PALANGKA RAYA - Aksi penolakan oleh sejumlah masyarakat terhadap penertiban tambang emas ilegal (Peti) di Kalimantan Tengah, menggelora di media sosial (Medsos) dan sejumlah group whatsap.
Terpantau oleh media ini, gerakan masyarakat ini atas rasa prihatin dan memberikan dukungan moril terhadap keadaan masyarakat khsususnya masyarakat Kalimantan Tengah (Kalteng) yang selama ini mengandalkan sektor usaha mata pencahrian dari usaha pertambangan emas.
Masyarakat Kalteng khususnya diwilayah pendalaman, banyak mengadalkan usaha pertambangan tradisional emas dalam mencukupi kebutuhan sehari-hari bahkan usaha ini juga bisa menaikan taraf hidup yang lebih baik.
Akun facebook @agusprabowoyesto salah satu penggiat aksi demo penolakan penertiban penambang emas di Kalimantan Tengah ini, menyerukan aksi masa tersebut.

Berdasarkan banner baliho yang beredar, aksi demo ini didukung oleh Aliansi Penambang Rakyat Kalimantan Tengah (APR - KT). Dengan seruan aksi dilaksanakan di Mapolda Kaliteng tanggal 25 Maret 2026 dengan perwakilan 2 orang di setiap desa yang ada di Kalteng.
Dan dilanjutkan besok hari tanggal 26 Maret 2026 dilaksanakan aksi demo di Depan kantor DPRD Provinsi Kalimantan Tengah.
Dengan slogan "Bela Penambang, Stop Razia", "kami bukan maling, kami ingin makan", "Lawan Ketidakadilan" dengan koordinator aksi Agus Prabowo Yesto, SE nomor kontac/WA : 082358622215.
Kepada media ini saat di konfirmasi kegiatan tersebut melalui akun facebook nya, memyampaikan akan memberikan penjelasan arah kegiatan aksi tersebut, besok (Senin, 9/3/26) menunggu tim menyususnnya.
Berdasarkan pantauan media ini, dukungan masyarakat terhadap kegiatan ini disambut antusias dari berbagai pelosok daerah.

Dilansir media ini, personel Satuan Brimob Polda Kalimantan Tengah (Polda Kalteng) kembali melaksanakan apel siaga di Mapolda Kalteng pada Minggu (1/3/2026). Kegiatan ini digelar sebagai wujud kesiapsiagaan dalam mengantisipasi berbagai potensi gangguan kamtibmas di wilayah hukum Polda Kalimantan Tengah.
Apel siaga berlangsung dengan penuh kedisiplinan dan semangat. Selain pengecekan kekuatan personel, kegiatan tersebut juga dirangkaikan dengan pemeriksaan perlengkapan serta kesiapan sarana dan prasarana operasional guna memastikan seluruh unsur siap digerakkan sewaktu-waktu.
Dansatbrimob Polda Kalteng Kombes Pol Irwan Jaya, S.I.K., dalam arahannya menegaskan bahwa kesiapsiagaan merupakan hal mutlak yang harus dimiliki setiap personel Brimob.

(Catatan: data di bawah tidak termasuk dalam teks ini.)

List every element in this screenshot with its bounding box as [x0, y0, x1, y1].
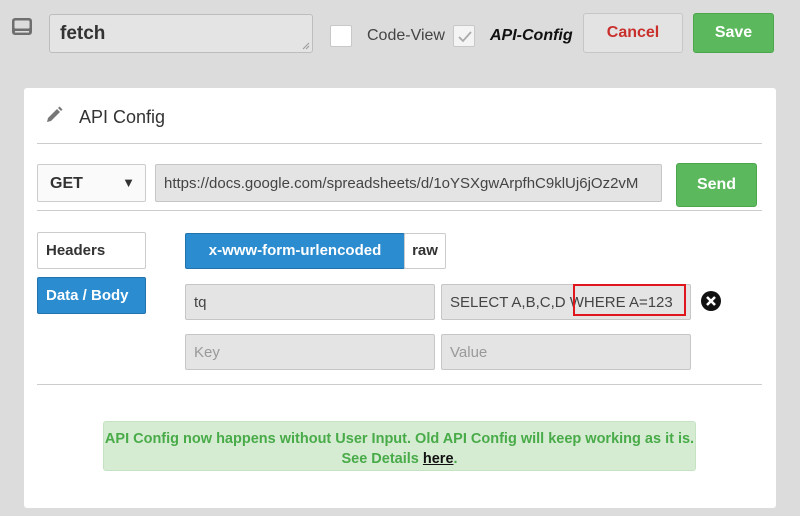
notice-suffix: . — [453, 451, 458, 467]
api-config-panel: API Config GET ▼ https://docs.google.com… — [24, 88, 776, 508]
method-value: GET — [50, 175, 83, 192]
api-config-label: API-Config — [490, 27, 573, 44]
tab-data-body[interactable]: Data / Body — [37, 277, 146, 314]
code-view-label: Code-View — [367, 27, 445, 44]
monitor-icon — [11, 16, 33, 38]
body-type-raw-button[interactable]: raw — [404, 233, 446, 269]
tab-headers[interactable]: Headers — [37, 232, 146, 269]
resize-grip-icon[interactable] — [302, 42, 310, 50]
new-value-input[interactable]: Value — [441, 334, 691, 370]
method-select[interactable]: GET ▼ — [37, 164, 146, 202]
param-key-input[interactable]: tq — [185, 284, 435, 320]
url-input[interactable]: https://docs.google.com/spreadsheets/d/1… — [155, 164, 662, 202]
dropdown-arrow-icon: ▼ — [122, 175, 135, 190]
api-config-checkbox[interactable] — [453, 25, 475, 47]
cancel-button[interactable]: Cancel — [583, 13, 683, 53]
panel-title: API Config — [79, 107, 166, 127]
divider — [37, 384, 762, 385]
new-key-input[interactable]: Key — [185, 334, 435, 370]
checkmark-icon — [458, 31, 472, 43]
name-input-value: fetch — [60, 23, 106, 44]
remove-param-icon[interactable] — [700, 290, 722, 312]
body-type-urlencoded-button[interactable]: x-www-form-urlencoded — [185, 233, 405, 269]
notice-text: API Config now happens without User Inpu… — [104, 431, 695, 467]
send-button[interactable]: Send — [676, 163, 757, 207]
name-input[interactable]: fetch — [49, 14, 313, 53]
divider — [37, 210, 762, 211]
pencil-icon — [44, 105, 64, 130]
notice-banner: API Config now happens without User Inpu… — [103, 421, 696, 471]
save-button[interactable]: Save — [693, 13, 774, 53]
notice-details-link[interactable]: here — [423, 451, 454, 467]
code-view-checkbox[interactable] — [330, 25, 352, 47]
highlight-box — [573, 284, 686, 316]
divider — [37, 143, 762, 144]
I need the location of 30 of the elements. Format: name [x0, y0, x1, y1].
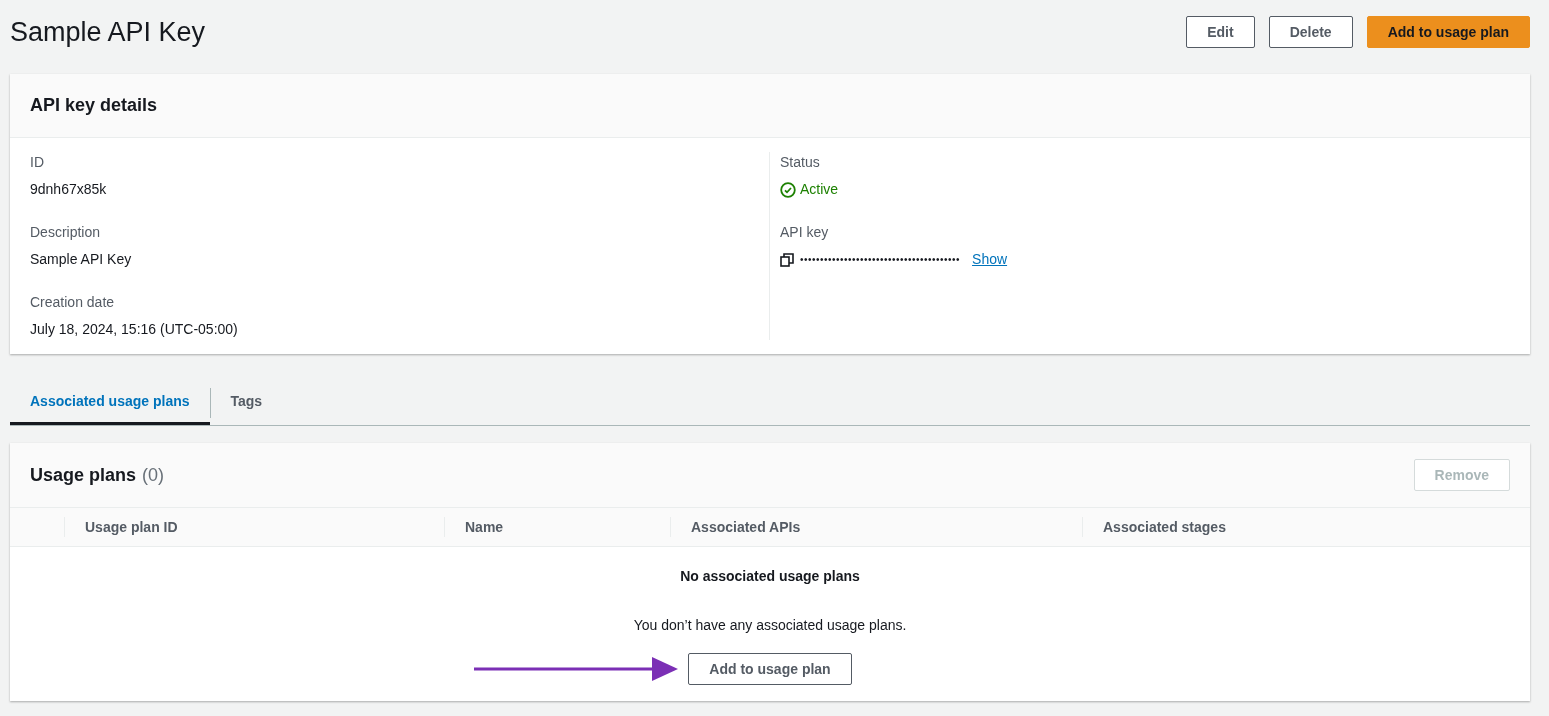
field-value: Sample API Key	[30, 250, 133, 269]
field-label: API key	[780, 223, 830, 242]
action-button[interactable]: Delete	[1268, 16, 1353, 48]
field-value: 9dnh67x85k	[30, 180, 108, 199]
add-to-usage-plan-button[interactable]: Add to usage plan	[688, 653, 852, 685]
panel-title: API key details	[30, 94, 158, 117]
column-header: Associated stages	[1103, 517, 1226, 537]
check-circle-icon	[780, 181, 796, 198]
column-header: Usage plan ID	[85, 517, 178, 537]
action-button[interactable]: Add to usage plan	[1366, 16, 1530, 48]
field-label: Status	[780, 153, 821, 172]
field-value: July 18, 2024, 15:16 (UTC-05:00)	[30, 320, 239, 339]
status-value: Active	[800, 180, 839, 199]
copy-icon	[780, 252, 794, 267]
arrow-icon	[474, 656, 679, 682]
page-title: Sample API Key	[10, 15, 206, 49]
api-key-value: ••••••••••••••••••••••••••••••••••••••••	[800, 253, 961, 267]
column-header: Associated APIs	[691, 517, 801, 537]
plan-count: (0)	[142, 463, 165, 487]
empty-message: You don’t have any associated usage plans.	[633, 616, 907, 635]
tab[interactable]: Tags	[210, 380, 283, 425]
tab[interactable]: Associated usage plans	[10, 380, 210, 425]
panel-title: Usage plans	[30, 463, 137, 487]
field-label: ID	[30, 153, 45, 172]
action-button[interactable]: Edit	[1186, 16, 1255, 48]
column-header: Name	[465, 517, 504, 537]
show-link[interactable]: Show	[972, 249, 1008, 270]
empty-title: No associated usage plans	[680, 567, 860, 586]
field-label: Creation date	[30, 293, 116, 312]
field-label: Description	[30, 223, 102, 242]
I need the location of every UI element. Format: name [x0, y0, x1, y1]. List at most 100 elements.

“Apel siaga ini adalah bentuk komitmen kita untuk selalu siap dalam menghadapi setiap dinamika tugas di lapangan. Saya tekankan kepada seluruh personel agar menjaga disiplin, loyalitas, dan profesionalisme dalam setiap pelaksanaan tugas, ” tegasnya.
Ia juga mengingatkan bahwa kehadiran Brimob harus mampu memberikan rasa aman sekaligus menjadi pelindung, pengayom, dan pelayan masyarakat.
“Kita harus hadir tidak hanya sebagai penegak hukum, tetapi juga sebagai pelindung yang humanis. Laksanakan tugas dengan penuh tanggung jawab serta tetap berpedoman pada prinsip Polri Presisi, ” tambahnya.
Melalui apel siaga yang dilaksanakan hari ini, diharapkan seluruh personel Satbrimob Polda Kalteng semakin solid, responsif, dan sigap dalam menjaga stabilitas keamanan di Kalimantan Tengah, sehingga masyarakat dapat beraktivitas dengan aman dan nyaman. (//).